Neutron stars are amazing astrophysical objects on which we have currently a bunch of experimental data. On the other hand, dark matter is still directly elusive, although it is strongly favored by cosmological data.
These two can however have impact each other…
[image credits: wikimedia]
One potential dark matter scenario relies on baryonic dark matter. This consists in a class of dark matter particles that are baryons (this will be defined below), as can be guessed from the name.
This scenario recently attracted some interest due to intriguing discrepancies in recent measurements of the lifetime of the neutron.
Could baryonic dark matter challenge the existence of neutron stars? This is what I will talk about today.
Dark matter is very standard today. The ensemble of all cosmological data indeed indirectly provides evidence that the major fraction of matter is of an unknown nature. Other theoretical explanations for the observations are possible, but they are in the end of the day no so strongly motivated as the dark matter setup.
[image credits: ESA]
But what is dark matter exactly? This can be also guessed from the name…
The wording ‘dark matter’ comes from the fact that dark matter is ‘dark’, and that it behaves gravitationally, like normal ‘matter’.
And when I say ‘dark’, it actually contrasts with light, or in other words with electromagnetism. ‘Dark’ indeed means that dark matter consists of a form of matter that does not interact electromagnetically. This is simple :)
Let us now move on with the special class of dark matter particles I am interested in today: baryonic dark matter. In this expression, we can find the word ‘baryon’ which I will now discuss.
In particle physics, what we call baryons consist in particles made of three quarks. As I said it already in many other posts, quarks are the smallest observed constituents of matter. We can for instance find them in some German cheese.
Quarks are sensitive to the strong interaction (one of the four fundamental forces of nature), which allows them to form composite states (see here and the picture on the left, for instance).
Amongst all the particles that can be made of quarks, some of them are in particular made of three quarks. These are called baryons.
The best known examples of baryons are definitely the protons and the neutrons that everybody knows, as all the atomic nuclei are made of protons and neutrons. It however actually exists an entire zoo of baryons.
THE SYMMETRIC INTERMEZZO
Physicists like symmetries. The more symmetric is our understanding of nature, the happier we are! Let us thus attach a symmetry to the baryons.
We hence enforce a baryon number symmetry. Each baryon hence possesses a baryon number equal to 1 and each antibaryon possesses a baryon number equal to -1.
And as for any symmetry. in any reaction, the total baryon number is conserved.
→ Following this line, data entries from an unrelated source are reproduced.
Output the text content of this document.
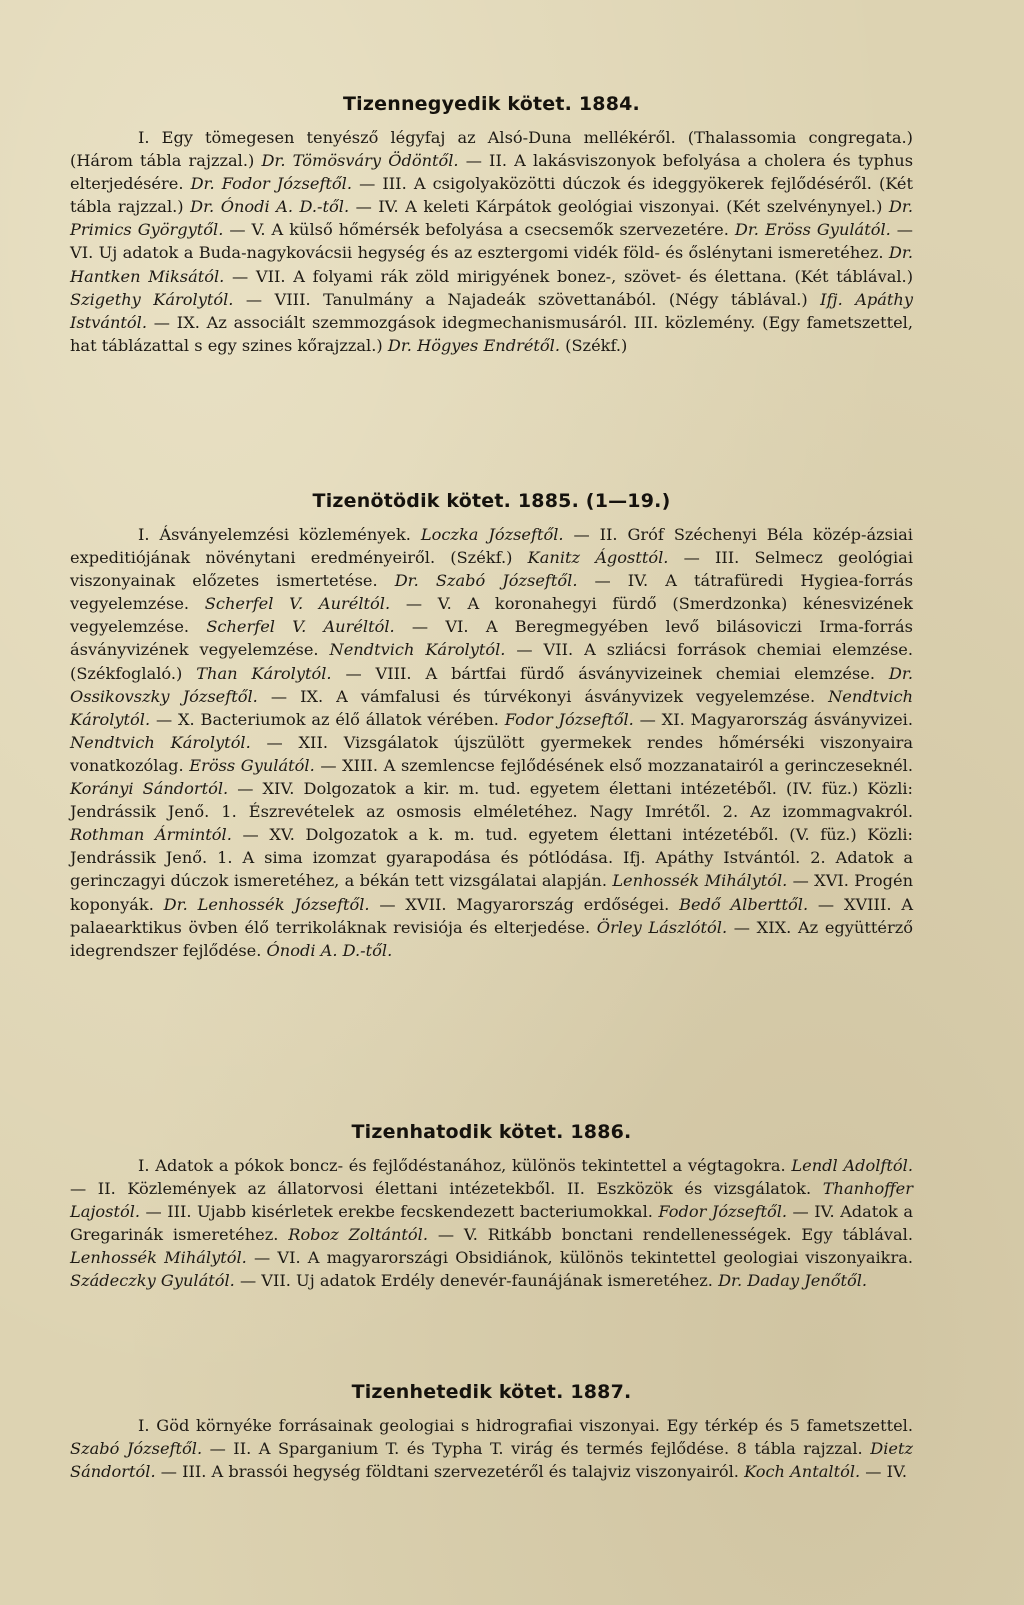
Tizennegyedik kötet. 1884.

I. Egy tömegesen tenyésző légyfaj az Alsó-Duna mellékéről. (Thalassomia congregata.) (Három tábla rajzzal.) Dr. Tömösváry Ödöntől. — II. A lakásviszonyok befolyása a cholera és typhus elterjedésére. Dr. Fodor Józseftől. — III. A csigolyaközötti dúczok és ideggyökerek fejlődéséről. (Két tábla rajzzal.) Dr. Ónodi A. D.-től. — IV. A keleti Kárpátok geológiai viszonyai. (Két szelvénynyel.) Dr. Primics Györgytől. — V. A külső hőmérsék befolyása a csecsemők szervezetére. Dr. Eröss Gyulától. — VI. Uj adatok a Buda-nagykovácsii hegység és az esztergomi vidék föld- és őslénytani ismeretéhez. Dr. Hantken Miksától. — VII. A folyami rák zöld mirigyének bonez-, szövet- és élettana. (Két táblával.) Szigethy Károlytól. — VIII. Tanulmány a Najadeák szövettanából. (Négy táblával.) Ifj. Apáthy Istvántól. — IX. Az associált szemmozgások idegmechanismusáról. III. közlemény. (Egy fametszettel, hat táblázattal s egy szines kőrajzzal.) Dr. Högyes Endrétől. (Székf.)

Tizenötödik kötet. 1885. (1—19.)

I. Ásványelemzési közlemények. Loczka Józseftől. — II. Gróf Széchenyi Béla közép-ázsiai expeditiójának növénytani eredményeiről. (Székf.) Kanitz Ágosttól. — III. Selmecz geológiai viszonyainak előzetes ismertetése. Dr. Szabó Józseftől. — IV. A tátrafüredi Hygiea-forrás vegyelemzése. Scherfel V. Auréltól. — V. A koronahegyi fürdő (Smerdzonka) kénesvizének vegyelemzése. Scherfel V. Auréltól. — VI. A Beregmegyében levő bilásoviczi Irma-forrás ásványvizének vegyelemzése. Nendtvich Károlytól. — VII. A szliácsi források chemiai elemzése. (Székfoglaló.) Than Károlytól. — VIII. A bártfai fürdő ásványvizeinek chemiai elemzése. Dr. Ossikovszky Józseftől. — IX. A vámfalusi és túrvékonyi ásványvizek vegyelemzése. Nendtvich Károlytól. — X. Bacteriumok az élő állatok vérében. Fodor Józseftől. — XI. Magyarország ásványvizei. Nendtvich Károlytól. — XII. Vizsgálatok újszülött gyermekek rendes hőmérséki viszonyaira vonatkozólag. Eröss Gyulától. — XIII. A szemlencse fejlődésének első mozzanatairól a gerinczeseknél. Korányi Sándortól. — XIV. Dolgozatok a kir. m. tud. egyetem élettani intézetéből. (IV. füz.) Közli: Jendrássik Jenő. 1. Észrevételek az osmosis elméletéhez. Nagy Imrétől. 2. Az izommagvakról. Rothman Ármintól. — XV. Dolgozatok a k. m. tud. egyetem élettani intézetéből. (V. füz.) Közli: Jendrássik Jenő. 1. A sima izomzat gyarapodása és pótlódása. Ifj. Apáthy Istvántól. 2. Adatok a gerinczagyi dúczok ismeretéhez, a békán tett vizsgálatai alapján. Lenhossék Mihálytól. — XVI. Progén koponyák. Dr. Lenhossék Józseftől. — XVII. Magyarország erdőségei. Bedő Alberttől. — XVIII. A palaearktikus övben élő terrikoláknak revisiója és elterjedése. Örley Lászlótól. — XIX. Az együttérző idegrendszer fejlődése. Ónodi A. D.-től.

Tizenhatodik kötet. 1886.

I. Adatok a pókok boncz- és fejlődéstanához, különös tekintettel a végtagokra. Lendl Adolftól. — II. Közlemények az állatorvosi élettani intézetekből. II. Eszközök és vizsgálatok. Thanhoffer Lajostól. — III. Ujabb kisérletek erekbe fecskendezett bacteriumokkal. Fodor Józseftől. — IV. Adatok a Gregarinák ismeretéhez. Roboz Zoltántól. — V. Ritkább bonctani rendellenességek. Egy táblával. Lenhossék Mihálytól. — VI. A magyarországi Obsidiánok, különös tekintettel geologiai viszonyaikra. Szádeczky Gyulától. — VII. Uj adatok Erdély denevér-faunájának ismeretéhez. Dr. Daday Jenőtől.

Tizenhetedik kötet. 1887.

I. Göd környéke forrásainak geologiai s hidrografiai viszonyai. Egy térkép és 5 fametszettel. Szabó Józseftől. — II. A Sparganium T. és Typha T. virág és termés fejlődése. 8 tábla rajzzal. Dietz Sándortól. — III. A brassói hegység földtani szervezetéről és talajviz viszonyairól. Koch Antaltól. — IV.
Like for the electric charge.
For instance, a neutron can decay into a proton, an electron and a neutrino. The baryon number of the neutron is 1 and the baryon number of the proton is 1. Since neither the electron nor the neutrino are baryons, their baryon number is 0.
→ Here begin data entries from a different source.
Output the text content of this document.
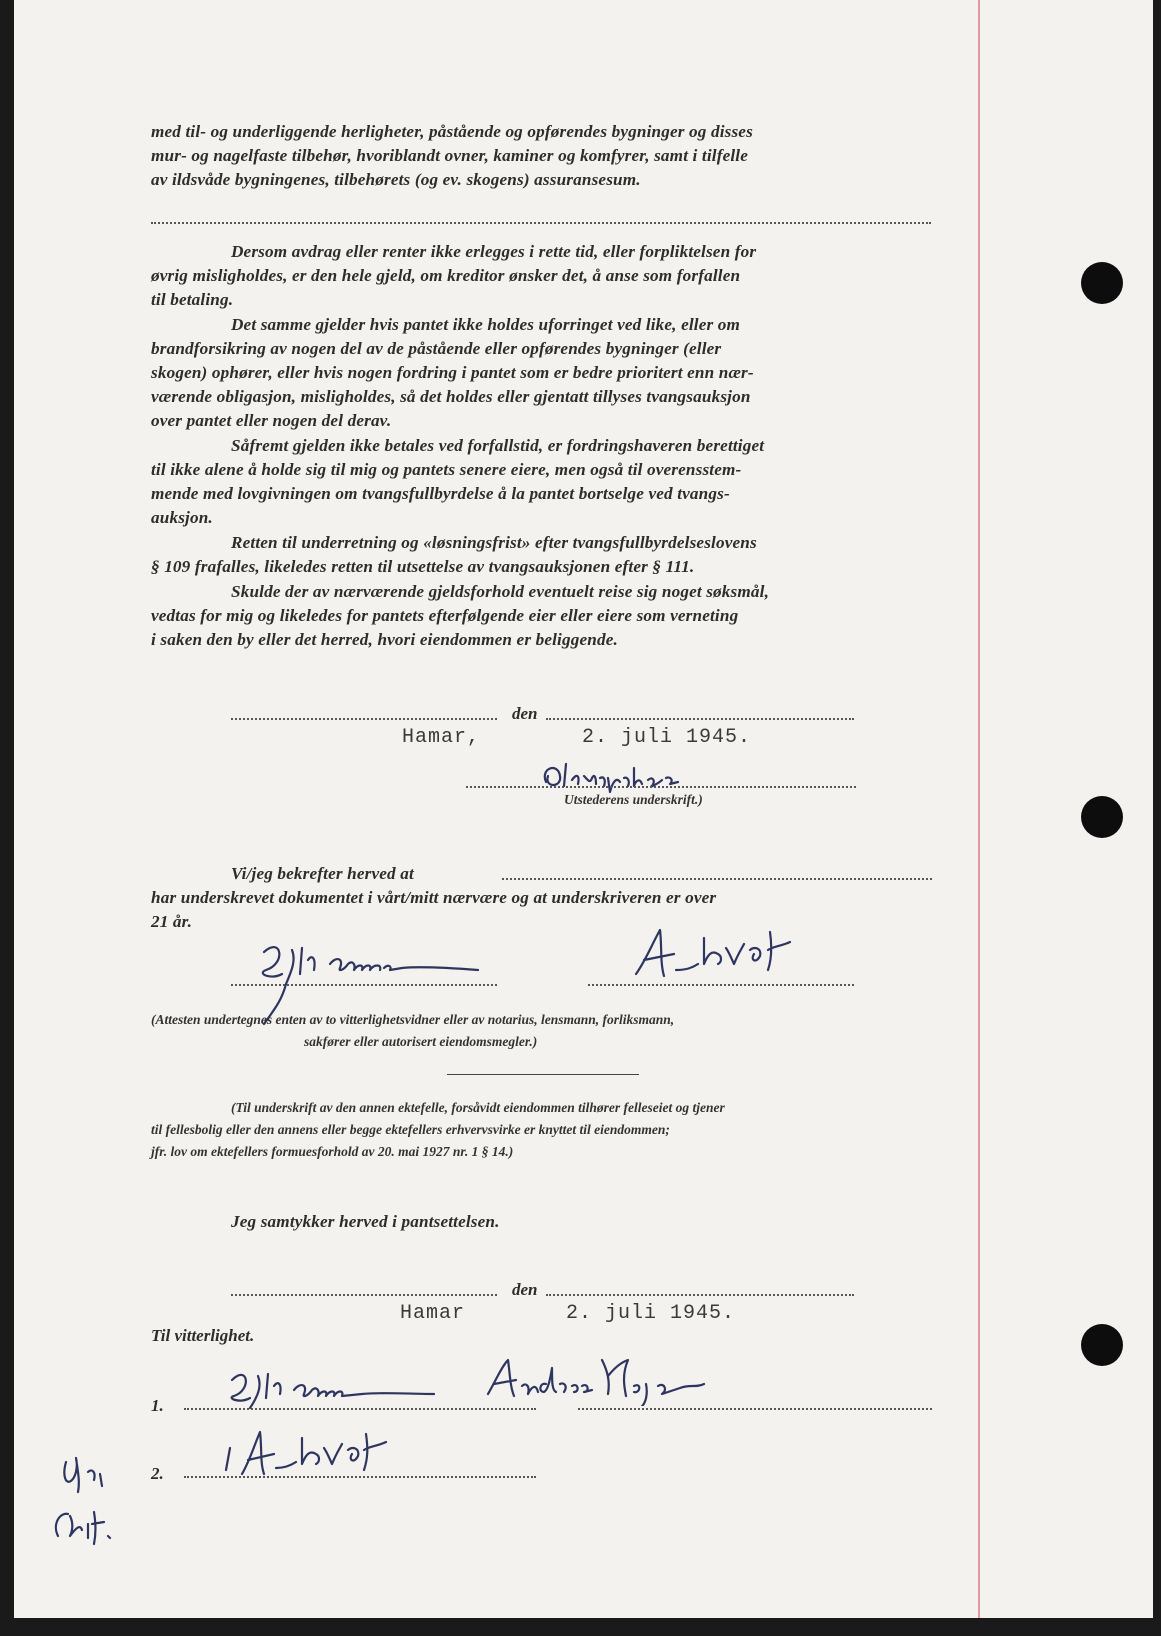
med til- og underliggende herligheter, påstående og opførendes bygninger og disses
mur- og nagelfaste tilbehør, hvoriblandt ovner, kaminer og komfyrer, samt i tilfelle
av ildsvåde bygningenes, tilbehørets (og ev. skogens) assuransesum.
Dersom avdrag eller renter ikke erlegges i rette tid, eller forpliktelsen for
øvrig misligholdes, er den hele gjeld, om kreditor ønsker det, å anse som forfallen
til betaling.
Det samme gjelder hvis pantet ikke holdes uforringet ved like, eller om
brandforsikring av nogen del av de påstående eller opførendes bygninger (eller
skogen) ophører, eller hvis nogen fordring i pantet som er bedre prioritert enn nær-
værende obligasjon, misligholdes, så det holdes eller gjentatt tillyses tvangsauksjon
over pantet eller nogen del derav.
Såfremt gjelden ikke betales ved forfallstid, er fordringshaveren berettiget
til ikke alene å holde sig til mig og pantets senere eiere, men også til overensstem-
mende med lovgivningen om tvangsfullbyrdelse å la pantet bortselge ved tvangs-
auksjon.
Retten til underretning og «løsningsfrist» efter tvangsfullbyrdelseslovens
§ 109 frafalles, likeledes retten til utsettelse av tvangsauksjonen efter § 111.
Skulde der av nærværende gjeldsforhold eventuelt reise sig noget søksmål,
vedtas for mig og likeledes for pantets efterfølgende eier eller eiere som verneting
i saken den by eller det herred, hvori eiendommen er beliggende.
den
Hamar,	2. juli 1945.
Utstederens underskrift.)
Vi/jeg bekrefter herved at
har underskrevet dokumentet i vårt/mitt nærvære og at underskriveren er over
21 år.
(Attesten undertegnes enten av to vitterlighetsvidner eller av notarius, lensmann, forliksmann,
sakfører eller autorisert eiendomsmegler.)
(Til underskrift av den annen ektefelle, forsåvidt eiendommen tilhører felleseiet og tjener
til fellesbolig eller den annens eller begge ektefellers erhvervsvirke er knyttet til eiendommen;
jfr. lov om ektefellers formuesforhold av 20. mai 1927 nr. 1 § 14.)
Jeg samtykker herved i pantsettelsen.
den
Hamar	2. juli 1945.
Til vitterlighet.
1.
2.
The considered neutron decay is thus allowed by baryon number conservation.
BARYONIC DARK MATTER AND THE NEUTRONS
Let us now put these two things together: baryons and dark matter. We obtain… surprize surprize… baryonic dark matter.
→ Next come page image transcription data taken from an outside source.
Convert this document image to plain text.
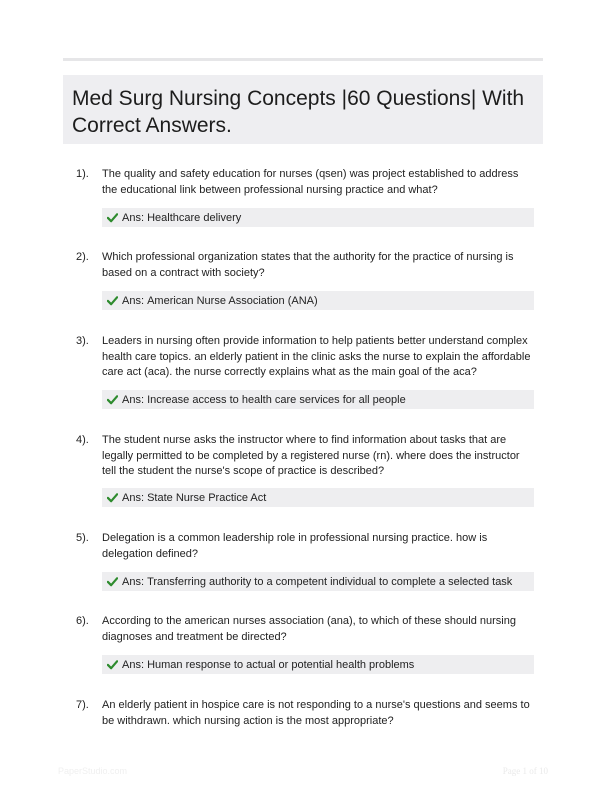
Med Surg Nursing Concepts |60 Questions| With Correct Answers.
1). The quality and safety education for nurses (qsen) was project established to address the educational link between professional nursing practice and what?
Ans: Healthcare delivery
2). Which professional organization states that the authority for the practice of nursing is based on a contract with society?
Ans: American Nurse Association (ANA)
3). Leaders in nursing often provide information to help patients better understand complex health care topics. an elderly patient in the clinic asks the nurse to explain the affordable care act (aca). the nurse correctly explains what as the main goal of the aca?
Ans: Increase access to health care services for all people
4). The student nurse asks the instructor where to find information about tasks that are legally permitted to be completed by a registered nurse (rn). where does the instructor tell the student the nurse's scope of practice is described?
Ans: State Nurse Practice Act
5). Delegation is a common leadership role in professional nursing practice. how is delegation defined?
Ans: Transferring authority to a competent individual to complete a selected task
6). According to the american nurses association (ana), to which of these should nursing diagnoses and treatment be directed?
Ans: Human response to actual or potential health problems
7). An elderly patient in hospice care is not responding to a nurse's questions and seems to be withdrawn. which nursing action is the most appropriate?
PaperStudio.com	Page 1 of 10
The idea is to assign a non-zero baryon number to the dark matter, which will drive its interactions with the visible world.
[image credits: Wikipedia]
Can we do that? Actually yes.
Data strongly constrains the way to do it, as baryonic dark matter will alter the baryonic world in a testable way. However, there is room to mess it up and motivated models consequently exist.
In particular, baryonic dark matter can mess up the properties of the neutrons if the dark matter mass is slightly below the neutron mass.
Is this a problem? Actually no: we need neutrons to be messed up!
There currently exist discrepancies in varied measurements of the lifetime of the neutron. The existence of light baryonic dark matter offers a new way to neutron to decays, so that we can restore agreement in data.
But who says neutrons, thinks about neutron stars. Baryonic dark matter can mess up neutron stars too!
MESSING UP NEUTRON STARS WITH DARK MATTER
Neutron stars are among the most compact objets in our universe. They arise from the death of a massive star, when the core of the latter collapses gravitationally. In this case, all protons and electrons that were present in the dead star structure are annihilated into neutrons.
[image credits: NASA]
The connection with baryonic dark matter is immediate: baryonic dark matter messes up the properties of the neutrons, and thus with neutron stars.
Calculations have shown that baryonic dark matter with a mass close to the one of the proton and the neutron do not allow neutron stars that are heavier than the sun to exist.
This is however in conflict with the observations, so that neutron stars actually impose new constraints on baryonic dark matter scenarios. There are way out, but theories are becoming more complicated.
SUMMARY AND REFERENCES
In this post, I have discussed baryonic dark matter scenarios in which the dark matter mass is slightly smaller than the neutron mass. Whilst this setup could nicely explain discrepancies observed in the measurements of the neutron lifetime, it also challenges the existence of observed neutron stars.
As a consequence, baryonic dark matter scenario are still viable, but we must be careful and complicate the picture to have a theory consistent with data.
For more information, I recommend this research article that I have just read.
I may discuss the problematics of the neutron lifetime measurements in a future post.